Of course, the fact of the relationship between fascists and the mafia will be no revelation to anyone who is from Italy or who follows its politics. In the decades after the fall of Mussolini’s regime, the far-right Propaganda Due (P2) masonic lodge, which allegedly included Silvio Berlusconi, was involved in targetted assasinations, huge financial scandals and attempts to manipulate the political situation to the advantage of far-right elites. Journalists were very often targetted for intimidation and murder. We recently went to an exhibition in Rome of photographs by the phenomenally courageous Sicilian photographer Letizia Battaglia, who documented several decades of violence in Palermo against anyone who trod on the toes of the mafia or annoyed their political servants. There are echoes of this period in the writer Roberto Saviano’s reaction to events in Ostia. He puts them in the context of the long history of the relationship between fascists and the mafia from the 1920s onwards. Few are better placed to understand what goes on behind the headlines – he has lived in hiding for the last eleven years because of his work exposing the neapolitan Camorra.

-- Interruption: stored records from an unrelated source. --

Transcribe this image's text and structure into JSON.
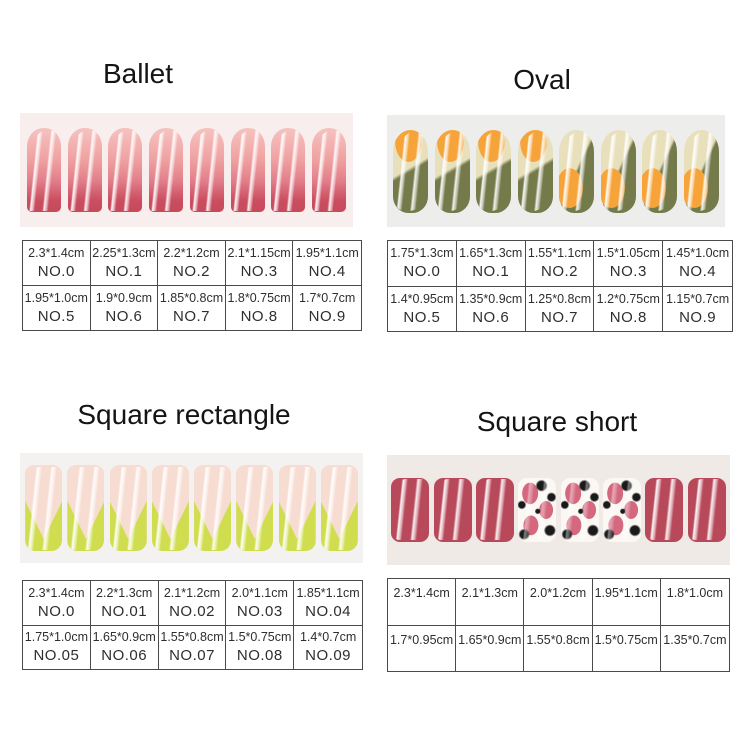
{
  "sections": [
    {
      "id": "ballet",
      "title": "Ballet",
      "nail_shape": "coffin",
      "nail_count": 8,
      "cells": [
        {
          "size": "2.3*1.4cm",
          "no": "NO.0"
        },
        {
          "size": "2.25*1.3cm",
          "no": "NO.1"
        },
        {
          "size": "2.2*1.2cm",
          "no": "NO.2"
        },
        {
          "size": "2.1*1.15cm",
          "no": "NO.3"
        },
        {
          "size": "1.95*1.1cm",
          "no": "NO.4"
        },
        {
          "size": "1.95*1.0cm",
          "no": "NO.5"
        },
        {
          "size": "1.9*0.9cm",
          "no": "NO.6"
        },
        {
          "size": "1.85*0.8cm",
          "no": "NO.7"
        },
        {
          "size": "1.8*0.75cm",
          "no": "NO.8"
        },
        {
          "size": "1.7*0.7cm",
          "no": "NO.9"
        }
      ]
    },
    {
      "id": "oval",
      "title": "Oval",
      "nail_shape": "oval",
      "nail_count": 8,
      "cells": [
        {
          "size": "1.75*1.3cm",
          "no": "NO.0"
        },
        {
          "size": "1.65*1.3cm",
          "no": "NO.1"
        },
        {
          "size": "1.55*1.1cm",
          "no": "NO.2"
        },
        {
          "size": "1.5*1.05cm",
          "no": "NO.3"
        },
        {
          "size": "1.45*1.0cm",
          "no": "NO.4"
        },
        {
          "size": "1.4*0.95cm",
          "no": "NO.5"
        },
        {
          "size": "1.35*0.9cm",
          "no": "NO.6"
        },
        {
          "size": "1.25*0.8cm",
          "no": "NO.7"
        },
        {
          "size": "1.2*0.75cm",
          "no": "NO.8"
        },
        {
          "size": "1.15*0.7cm",
          "no": "NO.9"
        }
      ]
    },
    {
      "id": "square-rectangle",
      "title": "Square rectangle",
      "nail_shape": "square-long",
      "nail_count": 8,
      "cells": [
        {
          "size": "2.3*1.4cm",
          "no": "NO.0"
        },
        {
          "size": "2.2*1.3cm",
          "no": "NO.01"
        },
        {
          "size": "2.1*1.2cm",
          "no": "NO.02"
        },
        {
          "size": "2.0*1.1cm",
          "no": "NO.03"
        },
        {
          "size": "1.85*1.1cm",
          "no": "NO.04"
        },
        {
          "size": "1.75*1.0cm",
          "no": "NO.05"
        },
        {
          "size": "1.65*0.9cm",
          "no": "NO.06"
        },
        {
          "size": "1.55*0.8cm",
          "no": "NO.07"
        },
        {
          "size": "1.5*0.75cm",
          "no": "NO.08"
        },
        {
          "size": "1.4*0.7cm",
          "no": "NO.09"
        }
      ]
    },
    {
      "id": "square-short",
      "title": "Square short",
      "nail_shape": "square-short",
      "nail_count": 8,
      "cells": [
        {
          "size": "2.3*1.4cm"
        },
        {
          "size": "2.1*1.3cm"
        },
        {
          "size": "2.0*1.2cm"
        },
        {
          "size": "1.95*1.1cm"
        },
        {
          "size": "1.8*1.0cm"
        },
        {
          "size": "1.7*0.95cm"
        },
        {
          "size": "1.65*0.9cm"
        },
        {
          "size": "1.55*0.8cm"
        },
        {
          "size": "1.5*0.75cm"
        },
        {
          "size": "1.35*0.7cm"
        }
      ]
    }
  ],
  "colors": {
    "ballet_gradient_top": "#f5c3c0",
    "ballet_gradient_mid": "#efa1a1",
    "ballet_gradient_tip": "#c64a5a",
    "ballet_photo_bg": "#f8eeee",
    "oval_orange": "#f6a339",
    "oval_olive": "#757a4b",
    "oval_cream": "#e8dfbb",
    "oval_photo_bg": "#ededeb",
    "rect_nude_pink": "#f7dcd2",
    "rect_tip_green": "#cfdd4f",
    "rect_photo_bg": "#f3f2f0",
    "short_red": "#b8495b",
    "leopard_spot_pink": "#d4687f",
    "leopard_black": "#1a1a1a",
    "leopard_base": "#fbf8f4",
    "short_photo_bg": "#f0eae6",
    "table_border": "#4a4a4a",
    "text": "#2e2e2e"
  }
}
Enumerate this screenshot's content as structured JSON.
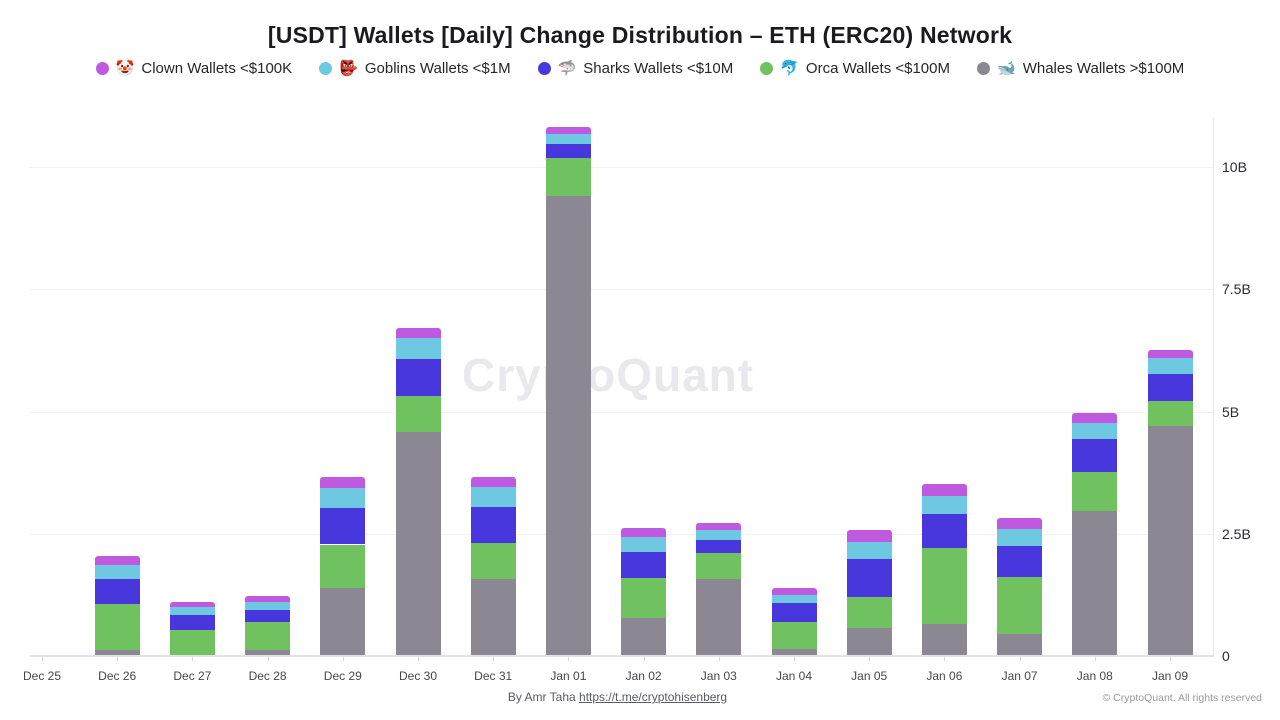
{
  "title": "[USDT] Wallets [Daily] Change Distribution – ETH (ERC20) Network",
  "watermark": "CryptoQuant",
  "legend": [
    {
      "key": "clown",
      "emoji": "🤡",
      "color": "#bf5ae0",
      "label": "Clown Wallets <$100K"
    },
    {
      "key": "goblins",
      "emoji": "👺",
      "color": "#6fc8e2",
      "label": "Goblins Wallets <$1M"
    },
    {
      "key": "sharks",
      "emoji": "🦈",
      "color": "#4737dc",
      "label": "Sharks Wallets <$10M"
    },
    {
      "key": "orca",
      "emoji": "🐬",
      "color": "#70c15f",
      "label": "Orca Wallets <$100M"
    },
    {
      "key": "whales",
      "emoji": "🐋",
      "color": "#8b8894",
      "label": "Whales Wallets >$100M"
    }
  ],
  "chart_data": {
    "type": "bar",
    "stacked": true,
    "unit": "billions USDT",
    "title": "[USDT] Wallets [Daily] Change Distribution – ETH (ERC20) Network",
    "xlabel": "",
    "ylabel": "",
    "ylim": [
      0,
      11.2
    ],
    "grid": true,
    "legend_position": "top",
    "y_ticks": [
      {
        "label": "0",
        "value": 0
      },
      {
        "label": "2.5B",
        "value": 2.5
      },
      {
        "label": "5B",
        "value": 5
      },
      {
        "label": "7.5B",
        "value": 7.5
      },
      {
        "label": "10B",
        "value": 10
      }
    ],
    "categories": [
      "Dec 25",
      "Dec 26",
      "Dec 27",
      "Dec 28",
      "Dec 29",
      "Dec 30",
      "Dec 31",
      "Jan 01",
      "Jan 02",
      "Jan 03",
      "Jan 04",
      "Jan 05",
      "Jan 06",
      "Jan 07",
      "Jan 08",
      "Jan 09"
    ],
    "series": [
      {
        "key": "whales",
        "name": "Whales Wallets >$100M",
        "color": "#8b8894",
        "values": [
          0,
          0.12,
          0,
          0.12,
          1.4,
          4.59,
          1.57,
          9.41,
          0.77,
          1.57,
          0.14,
          0.57,
          0.65,
          0.46,
          2.97,
          4.7
        ]
      },
      {
        "key": "orca",
        "name": "Orca Wallets <$100M",
        "color": "#70c15f",
        "values": [
          0,
          0.94,
          0.53,
          0.58,
          0.88,
          0.72,
          0.75,
          0.78,
          0.82,
          0.53,
          0.56,
          0.63,
          1.55,
          1.15,
          0.8,
          0.51
        ]
      },
      {
        "key": "sharks",
        "name": "Sharks Wallets <$10M",
        "color": "#4737dc",
        "values": [
          0,
          0.51,
          0.31,
          0.25,
          0.74,
          0.77,
          0.73,
          0.29,
          0.54,
          0.27,
          0.38,
          0.78,
          0.7,
          0.63,
          0.67,
          0.55
        ]
      },
      {
        "key": "goblins",
        "name": "Goblins Wallets <$1M",
        "color": "#6fc8e2",
        "values": [
          0,
          0.29,
          0.17,
          0.16,
          0.41,
          0.42,
          0.41,
          0.19,
          0.31,
          0.2,
          0.17,
          0.35,
          0.37,
          0.36,
          0.33,
          0.33
        ]
      },
      {
        "key": "clown",
        "name": "Clown Wallets <$100K",
        "color": "#bf5ae0",
        "values": [
          0,
          0.18,
          0.1,
          0.12,
          0.24,
          0.21,
          0.21,
          0.15,
          0.17,
          0.14,
          0.14,
          0.24,
          0.24,
          0.22,
          0.2,
          0.17
        ]
      }
    ],
    "stack_order": "bottom_to_top"
  },
  "footer": {
    "byline": "By Amr Taha",
    "link": "https://t.me/cryptohisenberg",
    "copyright": "© CryptoQuant. All rights reserved"
  }
}
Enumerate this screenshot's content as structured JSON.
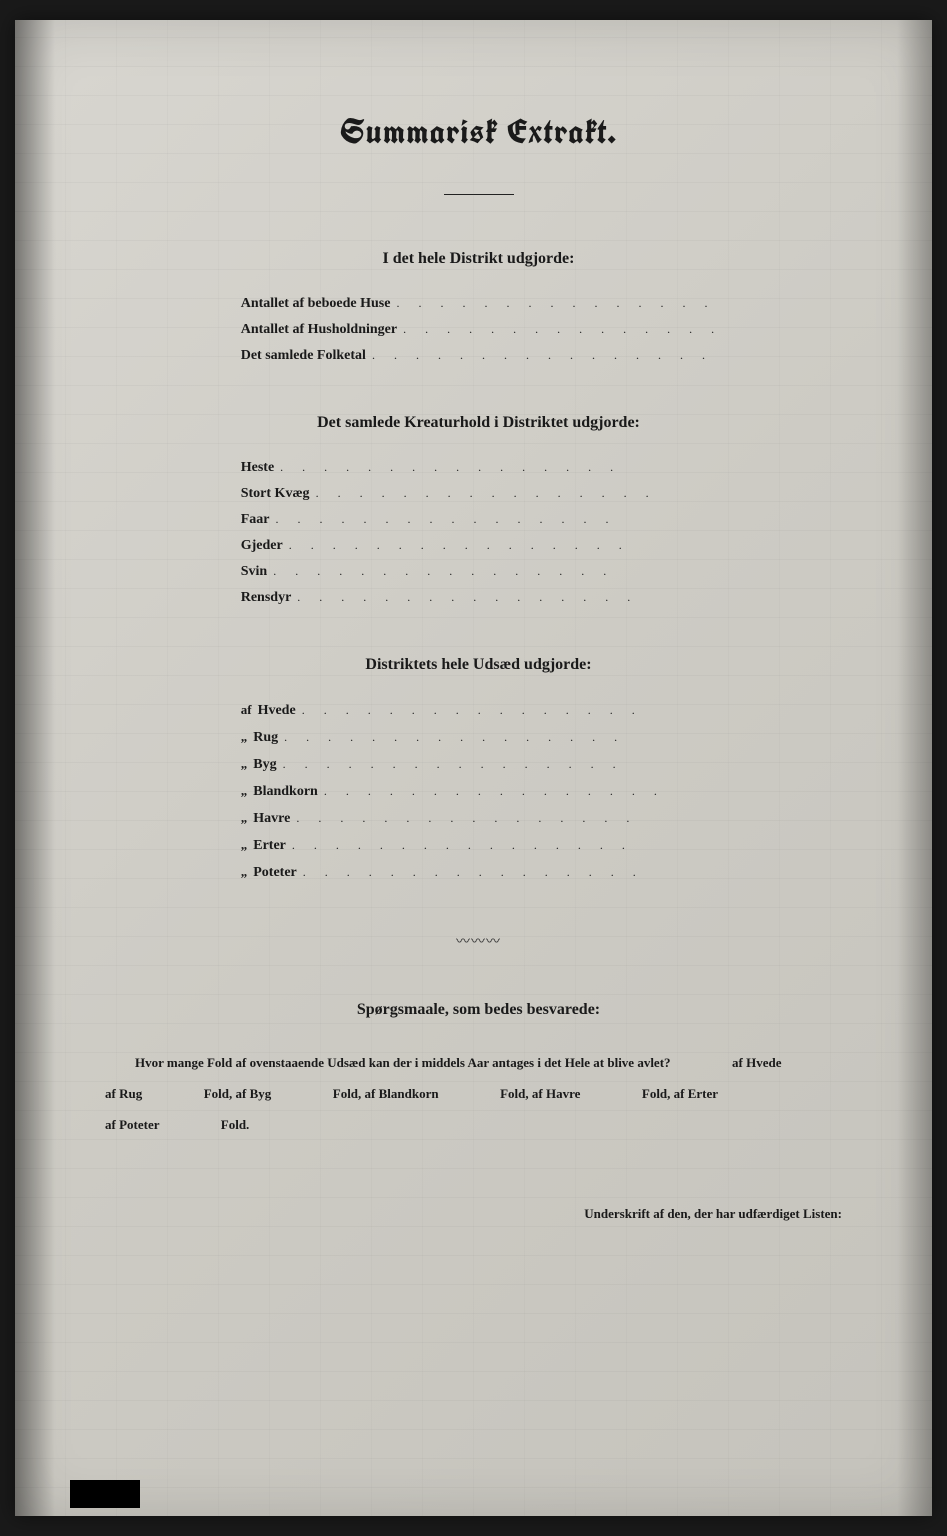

In 2011, Saviano shared the Olof Palme Prize with the Mexican journalist Lydia Cacho ‘for their tireless, selfless and often lonely work in support of their ideals and for human rights’. Such bravery made me feel guilty that after a while in Mexico I stopped reading the newspapers every day. Although La Jornada was mostly in black and white, the accounts of mass killings around the country were just as shocking as the lurid front pages of the more sensationalist publications, with their blood and gore and the neverending telenovela of El Chapo. Of course, the bogeymen identified in the press or on TV may not tell you all that much about how power operates behind the scenes.

As it happens, the poet, theatre and film director Pier Paolo Pasolini was murdered in Ostia, in an apparently mafia-style killing in November 1975. Although his last film, ‘Salò, or the 120 days of Sodom‘, with its almost unwatchable scenes of human brutality, was set during the final collapsing orgy of fascist rule, it wasn’t a historical document about the barbarities of the Second World War, but rather an analogy to something deep within the Italian State. It was, in a sense, a film in which Silvio Berlusconi was a central character; tales of his underage bunga bunga orgies recalled the scenes in which venally corrupt businessmen cavorted with uniformed sadists. Last week the newly politically-revitalised Berlusconi announced the cabinet he hopes to appoint after the general elections next year, with a prominent role for the openly anti-immigrant ‘centrodestra’ figure Giorgia Meloni and the position of Minister of the Interior reserved for the up-and-coming fascist demagogue Matteo Salvini. It’s starting to feel like there could well be a Salò Part 2.

*The term ‘centre-right’ is a ubiquitous euphemism in Italian politics, and speaking of ubiquity, anyone wanting to understand why Italian society sees regular outbursts of repugnant anti-immigrant sentiment needs to take into account the fact that Meloni and Salvini are never, ever, not even for a second, off the fucking TV.